Google Cloud Professional Machine Learning Engineer — Question 242
You are developing an ML model to identify your company’s products in images. You have access to over one million images in a Cloud Storage bucket. You plan to experiment with different TensorFlow models by using Vertex AI Training. You need to read images at scale during training while minimizing data I/O bottlenecks. What should you do?
Answer options
- A. Load the images directly into the Vertex AI compute nodes by using Cloud Storage FUSE. Read the images by using the tf.data.Dataset.from_tensor_slices function
- B. Create a Vertex AI managed dataset from your image data. Access the AIP_TRAINING_DATA_URI environment variable to read the images by using the tf.data.Dataset.list_files function.
- C. Convert the images to TFRecords and store them in a Cloud Storage bucket. Read the TFRecords by using the tf.data.TFRecordDataset function.
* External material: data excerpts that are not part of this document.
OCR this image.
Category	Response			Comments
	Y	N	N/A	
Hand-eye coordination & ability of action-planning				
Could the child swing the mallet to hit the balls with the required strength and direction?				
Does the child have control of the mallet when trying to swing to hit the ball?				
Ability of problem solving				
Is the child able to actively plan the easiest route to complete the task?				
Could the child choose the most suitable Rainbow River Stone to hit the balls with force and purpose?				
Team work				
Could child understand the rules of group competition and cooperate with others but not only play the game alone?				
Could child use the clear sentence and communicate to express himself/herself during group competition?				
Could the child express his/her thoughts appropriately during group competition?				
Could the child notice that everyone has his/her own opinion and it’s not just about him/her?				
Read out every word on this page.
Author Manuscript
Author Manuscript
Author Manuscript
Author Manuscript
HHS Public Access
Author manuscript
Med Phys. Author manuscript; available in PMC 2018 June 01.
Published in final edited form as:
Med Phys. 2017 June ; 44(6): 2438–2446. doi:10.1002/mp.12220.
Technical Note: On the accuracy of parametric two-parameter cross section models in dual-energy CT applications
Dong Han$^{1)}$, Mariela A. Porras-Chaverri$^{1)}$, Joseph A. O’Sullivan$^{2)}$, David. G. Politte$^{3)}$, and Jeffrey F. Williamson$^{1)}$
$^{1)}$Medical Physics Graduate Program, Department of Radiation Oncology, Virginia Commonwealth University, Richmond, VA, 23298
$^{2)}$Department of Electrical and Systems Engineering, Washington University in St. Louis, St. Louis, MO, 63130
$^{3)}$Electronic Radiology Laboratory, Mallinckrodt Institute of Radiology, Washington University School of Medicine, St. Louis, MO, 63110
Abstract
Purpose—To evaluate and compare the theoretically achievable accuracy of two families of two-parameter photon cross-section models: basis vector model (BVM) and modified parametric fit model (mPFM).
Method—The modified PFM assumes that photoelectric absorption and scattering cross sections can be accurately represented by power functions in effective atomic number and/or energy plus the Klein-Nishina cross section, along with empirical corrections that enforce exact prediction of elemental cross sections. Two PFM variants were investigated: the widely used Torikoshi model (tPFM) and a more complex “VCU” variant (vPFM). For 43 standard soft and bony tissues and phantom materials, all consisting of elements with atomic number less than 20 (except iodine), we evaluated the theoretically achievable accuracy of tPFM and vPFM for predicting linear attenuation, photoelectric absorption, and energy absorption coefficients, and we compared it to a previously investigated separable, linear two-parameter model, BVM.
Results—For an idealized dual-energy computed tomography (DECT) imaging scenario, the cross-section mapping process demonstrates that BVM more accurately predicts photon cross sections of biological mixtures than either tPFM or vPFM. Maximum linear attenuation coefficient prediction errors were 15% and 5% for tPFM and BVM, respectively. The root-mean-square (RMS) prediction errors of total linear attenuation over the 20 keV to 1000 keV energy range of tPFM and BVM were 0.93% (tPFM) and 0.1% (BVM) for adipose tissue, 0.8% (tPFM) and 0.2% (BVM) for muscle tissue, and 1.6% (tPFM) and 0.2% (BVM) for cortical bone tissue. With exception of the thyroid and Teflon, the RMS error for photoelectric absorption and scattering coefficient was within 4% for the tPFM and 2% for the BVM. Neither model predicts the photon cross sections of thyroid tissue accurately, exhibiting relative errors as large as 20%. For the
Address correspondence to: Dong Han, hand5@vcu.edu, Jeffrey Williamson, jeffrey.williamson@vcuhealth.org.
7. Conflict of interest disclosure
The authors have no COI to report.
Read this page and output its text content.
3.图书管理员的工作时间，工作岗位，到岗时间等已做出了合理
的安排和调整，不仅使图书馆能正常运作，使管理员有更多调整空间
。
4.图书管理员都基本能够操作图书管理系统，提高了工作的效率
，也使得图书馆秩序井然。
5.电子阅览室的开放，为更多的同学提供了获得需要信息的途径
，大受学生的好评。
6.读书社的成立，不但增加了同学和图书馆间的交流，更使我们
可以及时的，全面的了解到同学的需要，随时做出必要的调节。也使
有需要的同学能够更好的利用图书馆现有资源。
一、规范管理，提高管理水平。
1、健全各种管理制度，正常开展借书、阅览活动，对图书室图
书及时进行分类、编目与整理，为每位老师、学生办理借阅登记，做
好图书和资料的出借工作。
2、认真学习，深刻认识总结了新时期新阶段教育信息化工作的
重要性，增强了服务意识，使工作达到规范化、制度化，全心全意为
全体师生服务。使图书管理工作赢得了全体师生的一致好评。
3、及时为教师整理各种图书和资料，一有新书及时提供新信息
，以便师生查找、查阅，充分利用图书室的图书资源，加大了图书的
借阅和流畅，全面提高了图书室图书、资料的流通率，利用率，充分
- D. Store the URLs of the images in a CSV file. Read the file by using the tf.data.experimental.CsvDataset function.
Correct answer: C
Explanation
The correct answer is C because converting images to TFRecords optimizes data loading and minimizes I/O bottlenecks during training. Options A and B are less efficient for large datasets, while D adds unnecessary complexity by relying on a CSV file, which can slow down the process.